26. Nos termos conjugados da alínea h) do artigo 9.º da Constituição da República Portuguesa e do Despacho Conjunto n.º 373/2000, de 31 de março, “A Administração Pública, enquanto entidade empregadora, promove ativamente uma política de igualdade de oportunidades entre homens e mulheres no acesso ao emprego e na progressão profissional, providenciando escrupulosamente no sentido de evitar toda e qualquer forma de discriminação”. Neste sentido o Instituto Superior de Agronomia promove ativamente uma política de não discriminação e de igualdade de acesso, pelo que nenhum candidato(a) pode ser privilegiado(a), beneficiado(a), prejudicado(a) ou privado(a) de qualquer direito ou isento(a) de qualquer dever em razão, nomeadamente, de ascendência, idade, sexo, orientação sexual, estado civil, situação familiar, situação económica, instrução, origem ou condição social, património genético, capacidade de trabalho reduzida, deficiência, doença crónica, nacionalidade, origem étnica ou raça, território de origem, língua, religião, convicções políticas ou ideológicas e filiação sindical.
27. Nos termos do Decreto-Lei n.º 29/2001, de 3 de fevereiro, o(a) candidato(a) com deficiência tem preferência em igualdade de classificação, a qual prevalece sobre qualquer outra preferência legal.

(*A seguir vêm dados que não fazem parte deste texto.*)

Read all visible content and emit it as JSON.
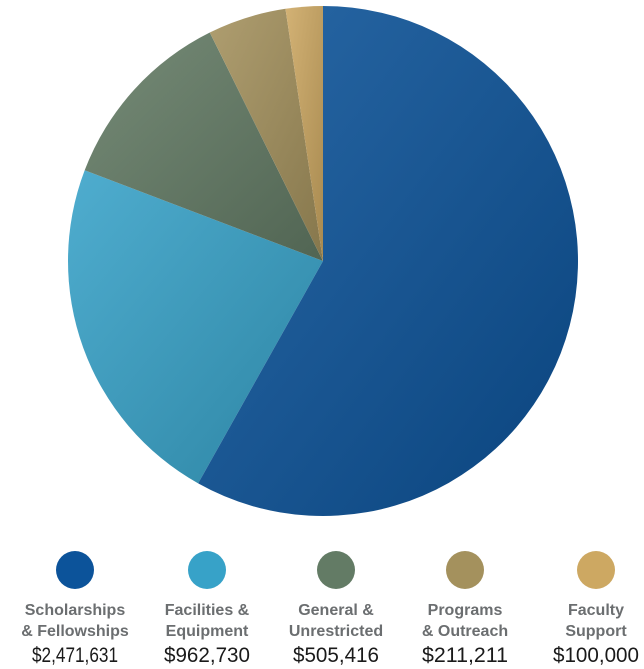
{
  "chart_data": {
    "type": "pie",
    "title": "",
    "legend_position": "bottom",
    "start_angle_deg": 0,
    "direction": "clockwise",
    "slices": [
      {
        "label_lines": [
          "Scholarships",
          "& Fellowships"
        ],
        "value": 2471631,
        "value_label": "$2,471,631",
        "color": "#0c539a"
      },
      {
        "label_lines": [
          "Facilities &",
          "Equipment"
        ],
        "value": 962730,
        "value_label": "$962,730",
        "color": "#37a2c8"
      },
      {
        "label_lines": [
          "General &",
          "Unrestricted"
        ],
        "value": 505416,
        "value_label": "$505,416",
        "color": "#637b65"
      },
      {
        "label_lines": [
          "Programs",
          "& Outreach"
        ],
        "value": 211211,
        "value_label": "$211,211",
        "color": "#a4915d"
      },
      {
        "label_lines": [
          "Faculty",
          "Support"
        ],
        "value": 100000,
        "value_label": "$100,000",
        "color": "#cda862"
      }
    ],
    "draw_order": [
      1,
      2,
      3,
      4,
      0
    ]
  }
}
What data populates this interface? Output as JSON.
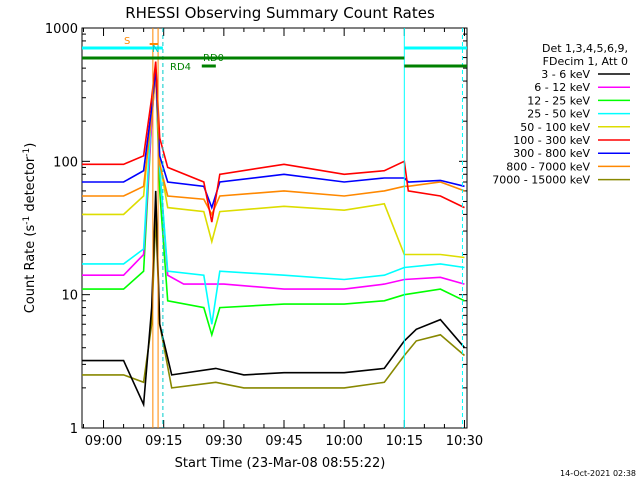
{
  "chart_data": {
    "type": "line",
    "title": "RHESSI Observing Summary Count Rates",
    "xlabel": "Start Time (23-Mar-08 08:55:22)",
    "ylabel_main": "Count Rate (s",
    "ylabel_sup1": "-1",
    "ylabel_mid": " detector",
    "ylabel_sup2": "-1",
    "ylabel_end": ")",
    "y_scale": "log",
    "ylim": [
      1,
      1000
    ],
    "xlim_minutes": [
      -5.37,
      90.63
    ],
    "x_ticks": [
      {
        "label": "09:00",
        "minute": 0
      },
      {
        "label": "09:15",
        "minute": 15
      },
      {
        "label": "09:30",
        "minute": 30
      },
      {
        "label": "09:45",
        "minute": 45
      },
      {
        "label": "10:00",
        "minute": 60
      },
      {
        "label": "10:15",
        "minute": 75
      },
      {
        "label": "10:30",
        "minute": 90
      }
    ],
    "y_ticks": [
      {
        "label": "1",
        "value": 1
      },
      {
        "label": "10",
        "value": 10
      },
      {
        "label": "100",
        "value": 100
      },
      {
        "label": "1000",
        "value": 1000
      }
    ],
    "legend": {
      "header1": "Det 1,3,4,5,6,9,",
      "header2": "FDecim 1, Att 0",
      "placement": "right"
    },
    "series": [
      {
        "name": "3 - 6 keV",
        "color": "#000000",
        "points": [
          [
            -5.37,
            3.2
          ],
          [
            5,
            3.2
          ],
          [
            10,
            1.5
          ],
          [
            12,
            8
          ],
          [
            13,
            60
          ],
          [
            14,
            6
          ],
          [
            17,
            2.5
          ],
          [
            28,
            2.8
          ],
          [
            35,
            2.5
          ],
          [
            45,
            2.6
          ],
          [
            60,
            2.6
          ],
          [
            70,
            2.8
          ],
          [
            75,
            4.5
          ],
          [
            78,
            5.5
          ],
          [
            84,
            6.5
          ],
          [
            90,
            4
          ]
        ]
      },
      {
        "name": "6 - 12 keV",
        "color": "#ff00ff",
        "points": [
          [
            -5.37,
            14
          ],
          [
            5,
            14
          ],
          [
            10,
            20
          ],
          [
            12,
            200
          ],
          [
            13,
            500
          ],
          [
            14,
            90
          ],
          [
            16,
            14
          ],
          [
            20,
            12
          ],
          [
            30,
            12
          ],
          [
            45,
            11
          ],
          [
            60,
            11
          ],
          [
            70,
            12
          ],
          [
            75,
            13
          ],
          [
            84,
            13.5
          ],
          [
            90,
            12
          ]
        ]
      },
      {
        "name": "12 - 25 keV",
        "color": "#00ff00",
        "points": [
          [
            -5.37,
            11
          ],
          [
            5,
            11
          ],
          [
            10,
            15
          ],
          [
            12,
            200
          ],
          [
            13,
            500
          ],
          [
            14,
            60
          ],
          [
            16,
            9
          ],
          [
            25,
            8
          ],
          [
            27,
            5
          ],
          [
            29,
            8
          ],
          [
            45,
            8.5
          ],
          [
            60,
            8.5
          ],
          [
            70,
            9
          ],
          [
            75,
            10
          ],
          [
            84,
            11
          ],
          [
            90,
            9
          ]
        ]
      },
      {
        "name": "25 - 50 keV",
        "color": "#00ffff",
        "points": [
          [
            -5.37,
            17
          ],
          [
            5,
            17
          ],
          [
            10,
            22
          ],
          [
            12,
            250
          ],
          [
            13,
            500
          ],
          [
            14,
            90
          ],
          [
            16,
            15
          ],
          [
            25,
            14
          ],
          [
            27,
            6
          ],
          [
            29,
            15
          ],
          [
            45,
            14
          ],
          [
            60,
            13
          ],
          [
            70,
            14
          ],
          [
            75,
            16
          ],
          [
            84,
            17
          ],
          [
            90,
            16
          ]
        ]
      },
      {
        "name": "50 - 100 keV",
        "color": "#dddd00",
        "points": [
          [
            -5.37,
            40
          ],
          [
            5,
            40
          ],
          [
            10,
            55
          ],
          [
            12,
            250
          ],
          [
            13,
            500
          ],
          [
            14,
            100
          ],
          [
            16,
            45
          ],
          [
            25,
            42
          ],
          [
            27,
            25
          ],
          [
            29,
            42
          ],
          [
            45,
            46
          ],
          [
            60,
            43
          ],
          [
            70,
            48
          ],
          [
            75,
            20
          ],
          [
            84,
            20
          ],
          [
            90,
            19
          ]
        ]
      },
      {
        "name": "100 - 300 keV",
        "color": "#ff0000",
        "points": [
          [
            -5.37,
            95
          ],
          [
            5,
            95
          ],
          [
            10,
            110
          ],
          [
            12,
            300
          ],
          [
            13,
            560
          ],
          [
            14,
            150
          ],
          [
            16,
            90
          ],
          [
            25,
            70
          ],
          [
            27,
            35
          ],
          [
            29,
            80
          ],
          [
            45,
            95
          ],
          [
            60,
            80
          ],
          [
            70,
            85
          ],
          [
            75,
            100
          ],
          [
            76,
            60
          ],
          [
            84,
            55
          ],
          [
            90,
            45
          ]
        ]
      },
      {
        "name": "300 - 800 keV",
        "color": "#0000ff",
        "points": [
          [
            -5.37,
            70
          ],
          [
            5,
            70
          ],
          [
            10,
            85
          ],
          [
            12,
            250
          ],
          [
            13,
            500
          ],
          [
            14,
            110
          ],
          [
            16,
            70
          ],
          [
            25,
            65
          ],
          [
            27,
            45
          ],
          [
            29,
            70
          ],
          [
            45,
            80
          ],
          [
            60,
            70
          ],
          [
            70,
            75
          ],
          [
            75,
            75
          ],
          [
            76,
            70
          ],
          [
            84,
            72
          ],
          [
            90,
            65
          ]
        ]
      },
      {
        "name": "800 - 7000 keV",
        "color": "#ff8800",
        "points": [
          [
            -5.37,
            55
          ],
          [
            5,
            55
          ],
          [
            10,
            65
          ],
          [
            12,
            220
          ],
          [
            13,
            450
          ],
          [
            14,
            95
          ],
          [
            16,
            55
          ],
          [
            25,
            52
          ],
          [
            27,
            40
          ],
          [
            29,
            55
          ],
          [
            45,
            60
          ],
          [
            60,
            55
          ],
          [
            70,
            60
          ],
          [
            75,
            65
          ],
          [
            76,
            65
          ],
          [
            84,
            70
          ],
          [
            90,
            60
          ]
        ]
      },
      {
        "name": "7000 - 15000 keV",
        "color": "#888800",
        "points": [
          [
            -5.37,
            2.5
          ],
          [
            5,
            2.5
          ],
          [
            10,
            2.2
          ],
          [
            12,
            6
          ],
          [
            13,
            40
          ],
          [
            14,
            6
          ],
          [
            17,
            2
          ],
          [
            28,
            2.2
          ],
          [
            35,
            2
          ],
          [
            45,
            2
          ],
          [
            60,
            2
          ],
          [
            70,
            2.2
          ],
          [
            75,
            3.5
          ],
          [
            78,
            4.5
          ],
          [
            84,
            5
          ],
          [
            90,
            3.5
          ]
        ]
      }
    ],
    "annotations": {
      "rd0_label": "RD0",
      "rd4_label": "RD4",
      "s_label": "S",
      "n_label": "N"
    }
  },
  "footer": {
    "timestamp": "14-Oct-2021 02:38"
  }
}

Os(as) candidatos(as) devem declarar no formulário de candidatura, sob compromisso de honra, o respetivo grau de incapacidade, o tipo de deficiência e os meios de comunicação/expressão a utilizar no processo de seleção, nos termos do diploma supramencionado.
28. Os dados pessoais recolhidos são necessários, única e exclusivamente, para a apresentação de candidatura ao presente procedimento concursal. O tratamento desses dados respeitará a legislação em vigor em matéria de proteção de dados pessoais (Lei n.º 58/2019, de 08 de agosto e o Regulamento Geral da Proteção de Dados).
07 de abril de 2026 — O Presidente do Instituto Superior de Agronomia, Prof. Doutor António Guerreiro de Brito.